Possible side effects of ACTEMRA 20mg/ml (400mg/20ml)

ACTEMRA treatment can cause a range of side effects, from mild to serious. Awareness and prompt management are critical.

• Common Side Effects:
  • Upper respiratory tract infections
  • Headache
  • Increased blood pressure
  • Elevated liver enzymes
  • Injection or infusion site reactions
• Infusion Reactions: Fever, chills, rash, or flushing during or shortly after the infusion; usually mild and manageable.
• Serious Side Effects:
  • Serious infections such as tuberculosis, bacterial sepsis, or fungal infections
  • Gastrointestinal perforations, especially in patients with diverticulitis history
  • Neutropenia or thrombocytopenia (low blood cell counts)
  • Severe allergic reactions including anaphylaxis (rare)
  • Elevated cholesterol or lipid abnormalities
• Monitoring: Regular blood tests to check liver function, blood cell counts, and lipid profiles are recommended during therapy.
• Patient Advice: Report signs of infection, persistent fever, unexplained bruising, or abdominal pain to a healthcare provider immediately.

ACTEMRA 20mg/ml (400mg/20ml) Contraindications ACTEMRA 20mg/ml (400mg/20ml)

There are specific circumstances where ACTEMRA use is contraindicated to avoid harm or treatment failure.

• Active Severe Infections: Use is contraindicated in patients with active infections such as tuberculosis or sepsis until adequately treated.
• Hypersensitivity: Known allergy to Tocilizumab or any formulation excipients.
• Severe Liver Disease: Patients with severe hepatic impairment should not receive ACTEMRA due to risk of toxicity.
• Live Vaccines: Contraindicated during therapy because of risk of serious infections.
• Pregnancy and Breastfeeding: Use only if the benefit outweighs the risk, and under specialist guidance.

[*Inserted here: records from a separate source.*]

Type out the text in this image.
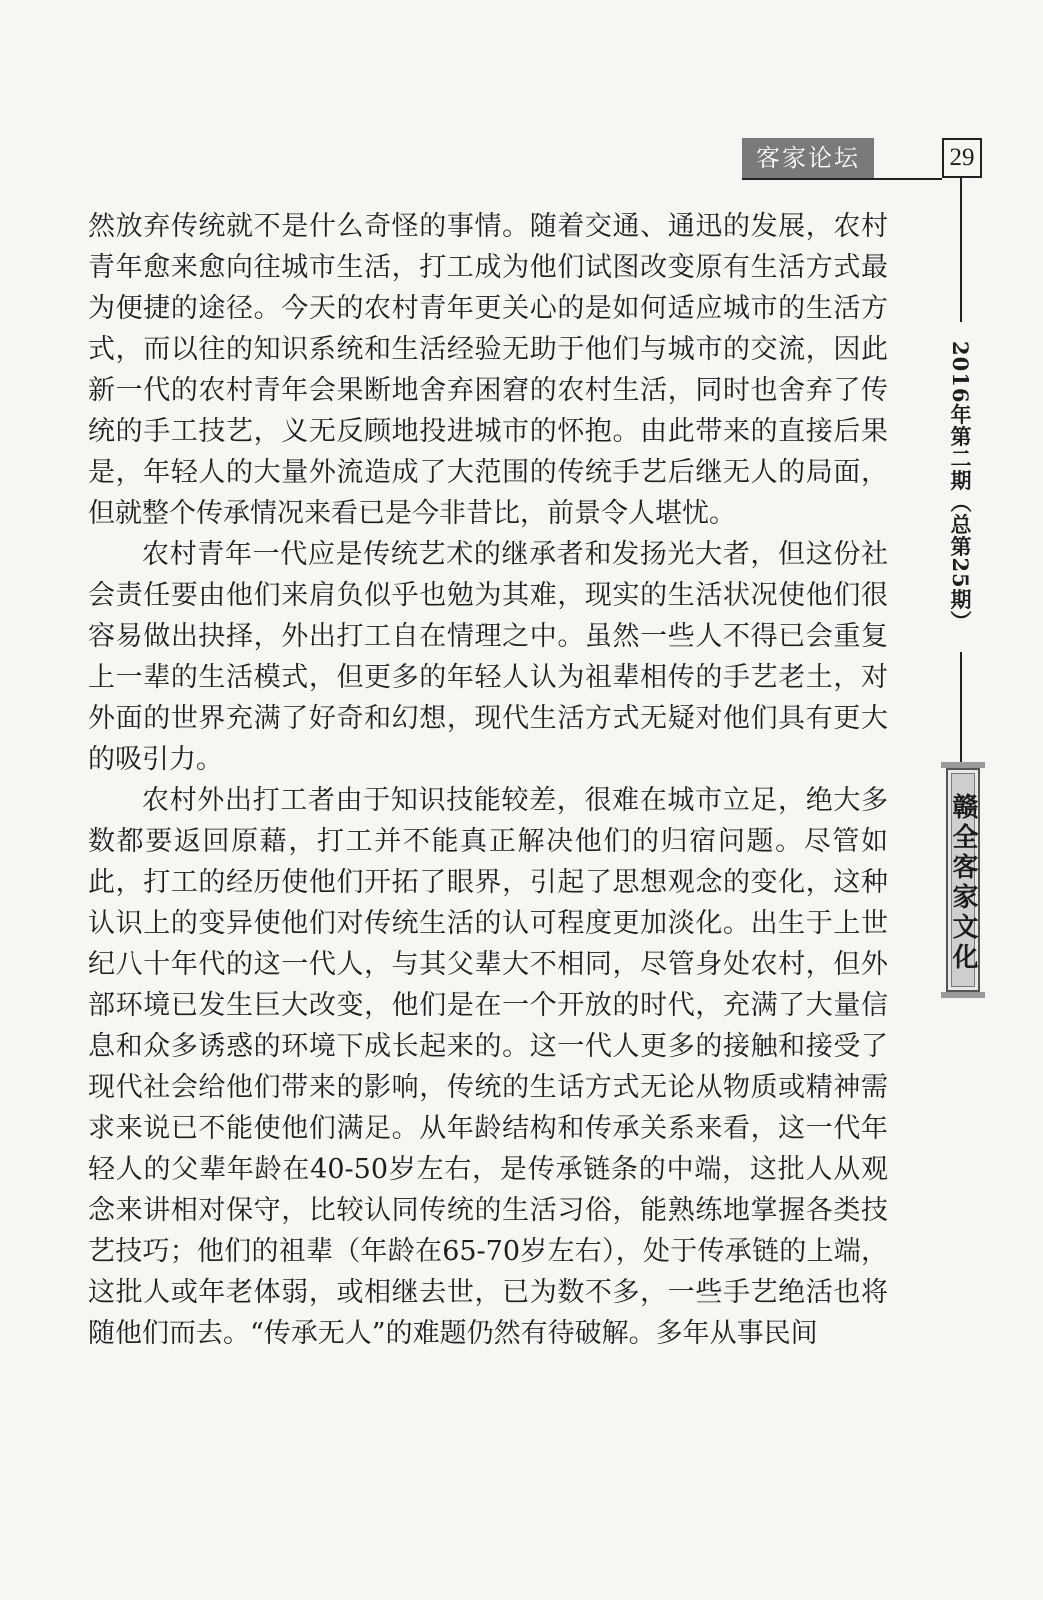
客家论坛	29
2016年第二期（总第25期）
赣全客家文化

然放弃传统就不是什么奇怪的事情。随着交通、通迅的发展，农村青年愈来愈向往城市生活，打工成为他们试图改变原有生活方式最为便捷的途径。今天的农村青年更关心的是如何适应城市的生活方式，而以往的知识系统和生活经验无助于他们与城市的交流，因此新一代的农村青年会果断地舍弃困窘的农村生活，同时也舍弃了传统的手工技艺，义无反顾地投进城市的怀抱。由此带来的直接后果是，年轻人的大量外流造成了大范围的传统手艺后继无人的局面，但就整个传承情况来看已是今非昔比，前景令人堪忧。

农村青年一代应是传统艺术的继承者和发扬光大者，但这份社会责任要由他们来肩负似乎也勉为其难，现实的生活状况使他们很容易做出抉择，外出打工自在情理之中。虽然一些人不得已会重复上一辈的生活模式，但更多的年轻人认为祖辈相传的手艺老土，对外面的世界充满了好奇和幻想，现代生活方式无疑对他们具有更大的吸引力。

农村外出打工者由于知识技能较差，很难在城市立足，绝大多数都要返回原藉，打工并不能真正解决他们的归宿问题。尽管如此，打工的经历使他们开拓了眼界，引起了思想观念的变化，这种认识上的变异使他们对传统生活的认可程度更加淡化。出生于上世纪八十年代的这一代人，与其父辈大不相同，尽管身处农村，但外部环境已发生巨大改变，他们是在一个开放的时代，充满了大量信息和众多诱惑的环境下成长起来的。这一代人更多的接触和接受了现代社会给他们带来的影响，传统的生话方式无论从物质或精神需求来说已不能使他们满足。从年龄结构和传承关系来看，这一代年轻人的父辈年龄在40-50岁左右，是传承链条的中端，这批人从观念来讲相对保守，比较认同传统的生活习俗，能熟练地掌握各类技艺技巧；他们的祖辈（年龄在65-70岁左右），处于传承链的上端，这批人或年老体弱，或相继去世，已为数不多，一些手艺绝活也将随他们而去。“传承无人”的难题仍然有待破解。多年从事民间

Storage of ACTEMRA 20mg/ml (400mg/20ml)

Proper storage of ACTEMRA is essential to maintain its stability and effectiveness.

• Temperature: Store refrigerated at 2°C to 8°C (36°F to 46°F). Do not freeze.
• Light Protection: Keep the vial in its original packaging to protect from light exposure.
• Handling: Inspect vial before use; do not use if solution is discolored or contains particulate matter.
• After Dilution: Use the diluted solution promptly, or store under recommended conditions (usually refrigerated, up to 24 hours) as per institutional protocols.
• Disposal: Dispose of unused medicine and empty containers in accordance with local regulations for hazardous and biologic waste.